17.6.24

Descomeço

The The, “Infected”, in https://www.youtube.com/watch?v=orIy18qIaCU

Não temos nas nossas mãos as soluções para todos os problemas do mundo, mas diante de todos os problemas do mundo temos as nossas mãos

Friedrich von Schiller

No planisfério onde as lágrimas são estrofes das equações, desmatam-se as interrogações. Que não ficam órfãs. Os dedos acusam a melodia, como se, trinando no ar, desenhassem as pautas que orquestram a música. Não há planos, nem certezas, nem se encontram as pétalas que urdem a angústia. Apenas um descomeço. 

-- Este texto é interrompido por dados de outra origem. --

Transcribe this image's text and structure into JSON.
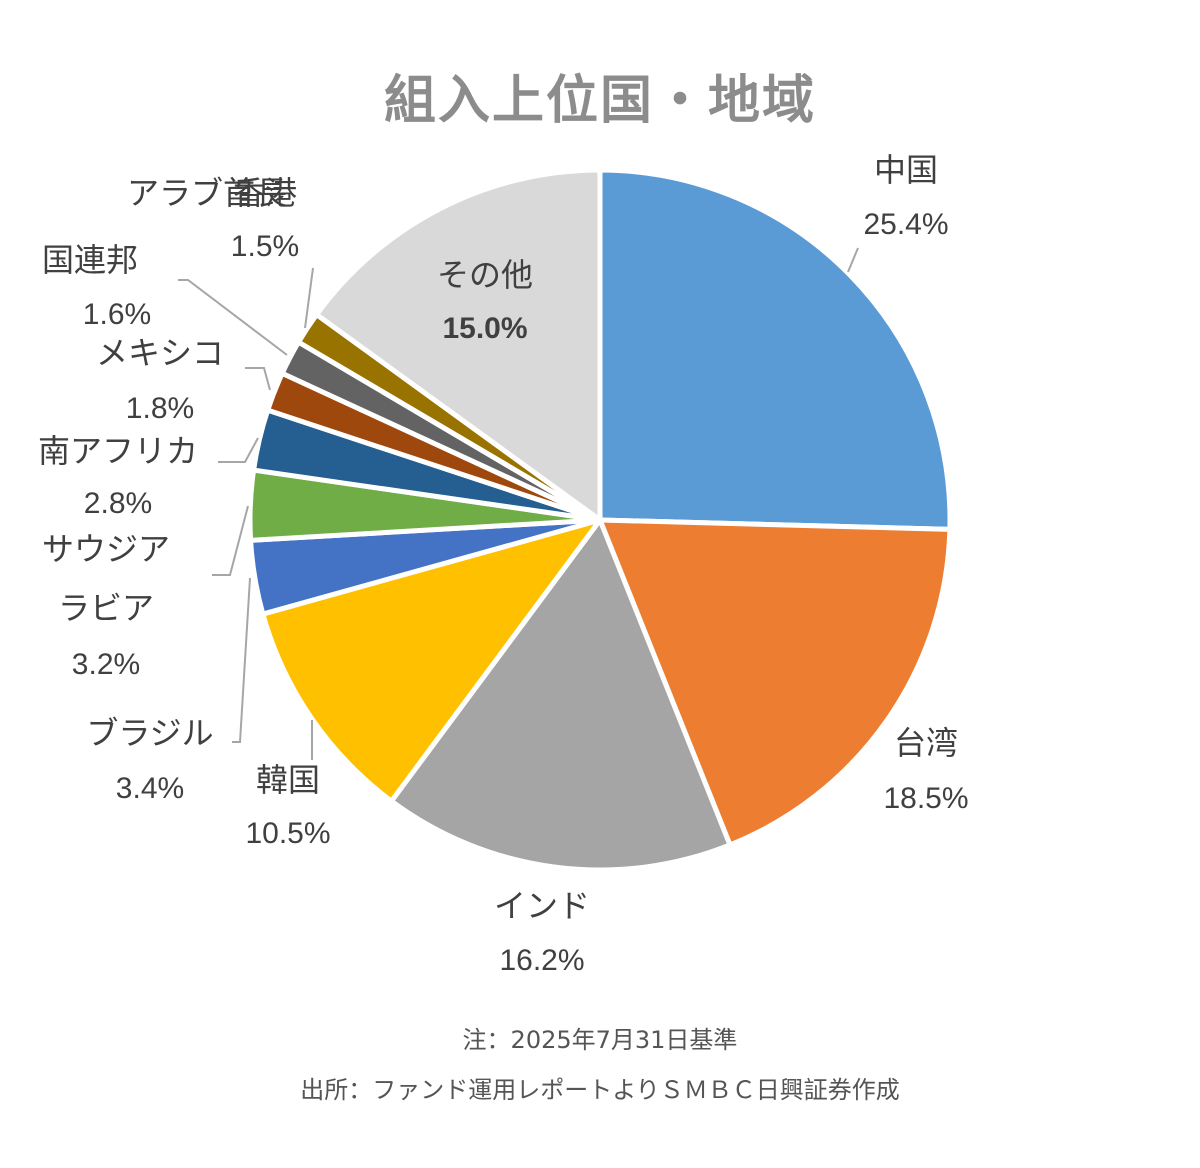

É como percorrer estradas mal pavimentadas e em cada curva astuta o anátema do passado é descerrado. Revivê-lo é tirar o punhal insidioso do bolso e trespassá-lo fundo na carne, ensanguentando a paisagem com as dores enquistadas. É o critério para resolver pendências que não souberam agradar às perguntas alinhadas. Não sabendo das horas distantes que cumpriam o desejo da estrada, apenas avançando por tentativa e erro, sem mapa por perto; até a gramática do modo e do ser se sujeitar a um recomeço.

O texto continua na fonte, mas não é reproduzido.